KEY TAKEAWAYS
- The study aimed to evaluate the use of novel peptide-based PET tracer 68Ga-NOTA-XH05 in assessing LAG-3 expression in melanoma post-CpG oligonucleotide treatment.
- The study highlighted 68Ga-NOTA-XH05’s potential in detecting LAG-3 and assessing immunotherapy response.
Lymphocyte activation gene 3 (LAG-3) is generally expressed on activated immune cells and has emerged as a promising target for immune checkpoint blockade. However, inconsistent results have been reported corresponding to the association between patient prognosis and LAG-3 expression in tumors. This indicates the urgent need for digging deeper to unveil the role of LAG-3 expression levels in melanoma therapies.
Peizhe Yuan and the team aimed to investigate the utility of the novel peptide-based positron emission tomography (PET) tracer 68Ga-NOTA-XH05 in non-invasively detecting LAG-3 expression in melanoma after CpG oligonucleotide treatment.
Researchers prepared, purified, and identified 68Ga-NOTA-XH05 by high-performance liquid chromatography and performed the cell uptake and blocking assays to verify the specificity of the tracer, in vitro.
The expression analysis of LAG-3 in B16-F10 subcutaneous tumors was evaluated by flow cytometry, the tracer uptake was utilized for establishing a correlation between LAG-3 expression and tracer uptake for the affirmation of the tracer specificity.
Further PET imaging and biodistribution studies post-CpG treatment of unilateral or bilateral B16-F10 subcutaneous tumorigenated subjects were executed for the assessment of the ability of 68Ga-NOTA-XH05 in immunotherapy efficacy monitoring and the abscopal effect of CpG.
Results revealed that following purification, 68Ga-NOTA-XH05 exhibited high radiochemical purity and specificity. Flow cytometry analysis demonstrated a positive correlation between LAG-3 expression in tumors and the uptake of 68Ga-NOTA-XH05. This finding supports the tracer’s potential for targeting LAG-3 expression in melanoma.
In B16-F10 tumorigenated subjects treated with CpG, PET imaging using 68Ga-NOTA-XH05 showed a higher tumor-to-blood ratio (TBR) compared to the control group. The increased TBR values in CpG-treated tumorigenated subjects were significant enough to differentiate between responders and non-responders. This suggests that 68Ga-NOTA-XH05 may be an effective tool for monitoring the efficacy of CpG immunotherapy.
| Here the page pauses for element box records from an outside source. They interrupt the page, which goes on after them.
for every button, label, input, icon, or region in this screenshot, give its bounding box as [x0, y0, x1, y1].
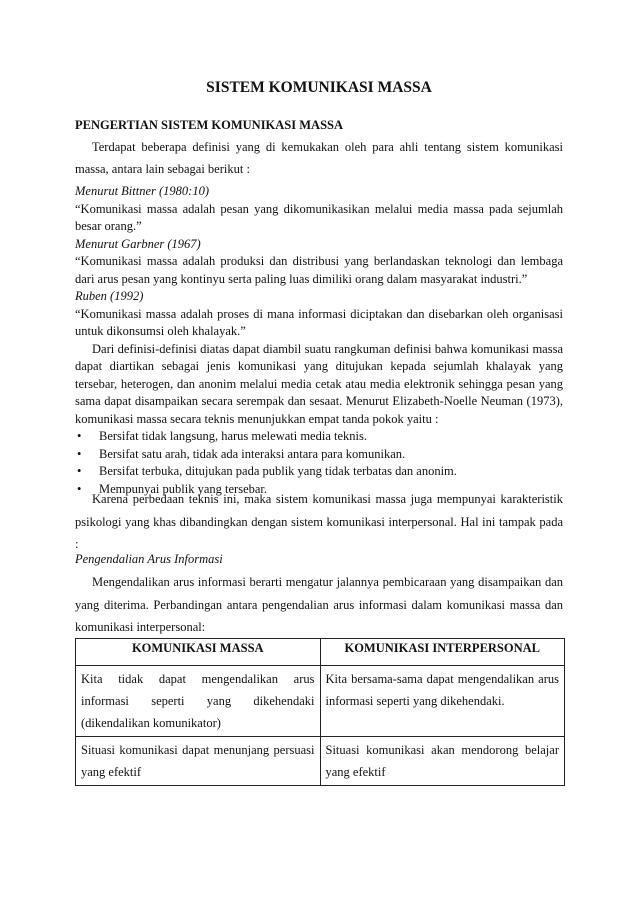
- list-item-text: Bersifat terbuka, ditujukan pada publik yang tidak terbatas dan anonim.: [99, 464, 457, 478]
- definition-source: Menurut Garbner (1967): [75, 236, 201, 251]
- bullet-icon: •: [77, 481, 82, 496]
- list-item: [75, 446, 563, 464]
- bullet-icon: •: [77, 446, 82, 461]
- comparison-table: [75, 638, 565, 786]
- intro-paragraph: Terdapat beberapa definisi yang di kemukakan oleh para ahli tentang sistem komunikasi massa, antara lain sebagai berikut :: [75, 140, 563, 176]
- list-item-text: Bersifat tidak langsung, harus melewati media teknis.: [99, 429, 367, 443]
- definition-source: Menurut Bittner (1980:10): [75, 184, 210, 198]
- summary-paragraph: Dari definisi-definisi diatas dapat diambil suatu rangkuman definisi bahwa komunikasi massa dapat diartikan sebagai jenis komunikasi yang ditujukan kepada sejumlah khalayak yang tersebar, heterogen, dan anonim melalui media cetak atau media elektronik sehingga pesan yang sama dapat disampaikan secara serempak dan sesaat. Menurut Elizabeth-Noelle Neuman (1973), komunikasi massa secara teknis menunjukkan empat tanda pokok yaitu :: [75, 341, 563, 426]
- list-item: [75, 463, 563, 481]
- definition-quote: “Komunikasi massa adalah pesan yang dikomunikasikan melalui media massa pada sejumlah besar orang.”: [75, 201, 563, 233]
- bullet-icon: •: [77, 429, 82, 443]
- subheading: Pengendalian Arus Informasi: [75, 552, 223, 566]
- definition-quote: “Komunikasi massa adalah proses di mana informasi diciptakan dan disebarkan oleh organisasi untuk dikonsumsi oleh khalayak.”: [75, 306, 563, 338]
- mengendalikan-paragraph: Mengendalikan arus informasi berarti mengatur jalannya pembicaraan yang disampaikan dan yang diterima. Perbandingan antara pengendalian arus informasi dalam komunikasi massa dan komunikasi interpersonal:: [75, 575, 563, 634]
- table-cell: Situasi komunikasi akan mendorong belajar yang efektif: [320, 737, 565, 786]
- list-item-text: Bersifat satu arah, tidak ada interaksi antara para komunikan.: [99, 446, 406, 461]
- table-row: [76, 737, 565, 786]
- section-heading: PENGERTIAN SISTEM KOMUNIKASI MASSA: [75, 118, 344, 132]
- bullet-icon: •: [77, 464, 82, 478]
- table-header: KOMUNIKASI INTERPERSONAL: [320, 639, 565, 666]
- document-title: SISTEM KOMUNIKASI MASSA: [206, 79, 432, 96]
- list-item-text: Mempunyai publik yang tersebar.: [99, 481, 268, 496]
- definitions-block: [75, 183, 563, 498]
- definition-source: Ruben (1992): [75, 289, 144, 303]
- karena-paragraph: Karena perbedaan teknis ini, maka sistem komunikasi massa juga mempunyai karakteristik psikologi yang khas dibandingkan dengan sistem komunikasi interpersonal. Hal ini tampak pada :: [75, 492, 563, 551]
- table-header: KOMUNIKASI MASSA: [76, 639, 321, 666]
- table-row: [76, 666, 565, 737]
- table-header-row: [76, 639, 565, 666]
- table-cell: Kita bersama-sama dapat mengendalikan arus informasi seperti yang dikehendaki.: [320, 666, 565, 737]
- table-cell: Kita tidak dapat mengendalikan arus informasi seperti yang dikehendaki (dikendalikan komunikator): [76, 666, 321, 737]
- table-cell: Situasi komunikasi dapat menunjang persuasi yang efektif: [76, 737, 321, 786]
- list-item: [75, 428, 563, 446]
- definition-quote: “Komunikasi massa adalah produksi dan distribusi yang berlandaskan teknologi dan lembaga dari arus pesan yang kontinyu serta paling luas dimiliki orang dalam masyarakat industri.”: [75, 254, 563, 286]
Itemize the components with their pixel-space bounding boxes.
Furthermore, in a bilateral subcutaneous tumor line where only the right-sided tumors received an intratumoral injection of CpG, the TBR values of the left-sided tumors were significantly higher than those in the control group. This indicates that 68Ga-NOTA-XH05 could effectively monitor the systemic effects of local CpG injection, demonstrating its potential utility in assessing the abscopal effect in melanoma treatment.
The study concluded by highlighting the capability of 68Ga-NOTA-XH05 in the detection and assessment of LAG-3 expression levels within tumors and evaluating response to immunotherapy, thus hinting at a promising clinical translational implication.
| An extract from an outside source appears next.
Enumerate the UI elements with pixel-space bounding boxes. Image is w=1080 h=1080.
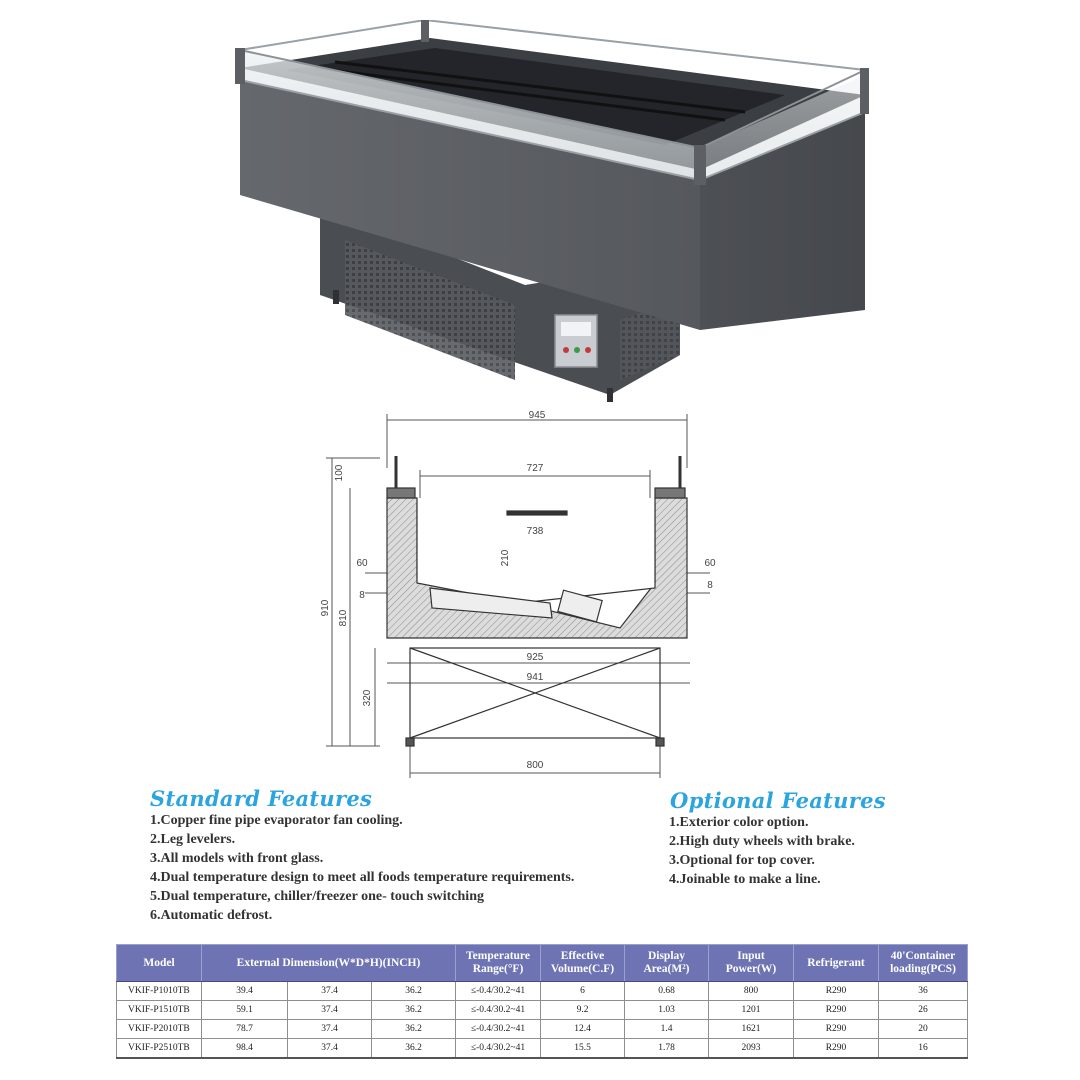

This study was funded by the National Natural Science Foundation of China (81801738, 82030052), the Hubei Provincial Natural Science Foundation (2022CFB063), and Key Research and Development Program of Hubei Province (2023BCB016).
Source: https://pubmed.ncbi.nlm.nih.gov/39043603/
Yuan P, Long Y, Wei N, et al. (2024). “Peptide-based PET tracer targeting LAG-3 for evaluating the efficacy of immunotherapy in melanoma.” J Immunother Cancer. 2024 Jul 23;12(7):e009010. doi: 10.1136/jitc-2024-009010. PMID: 39043603.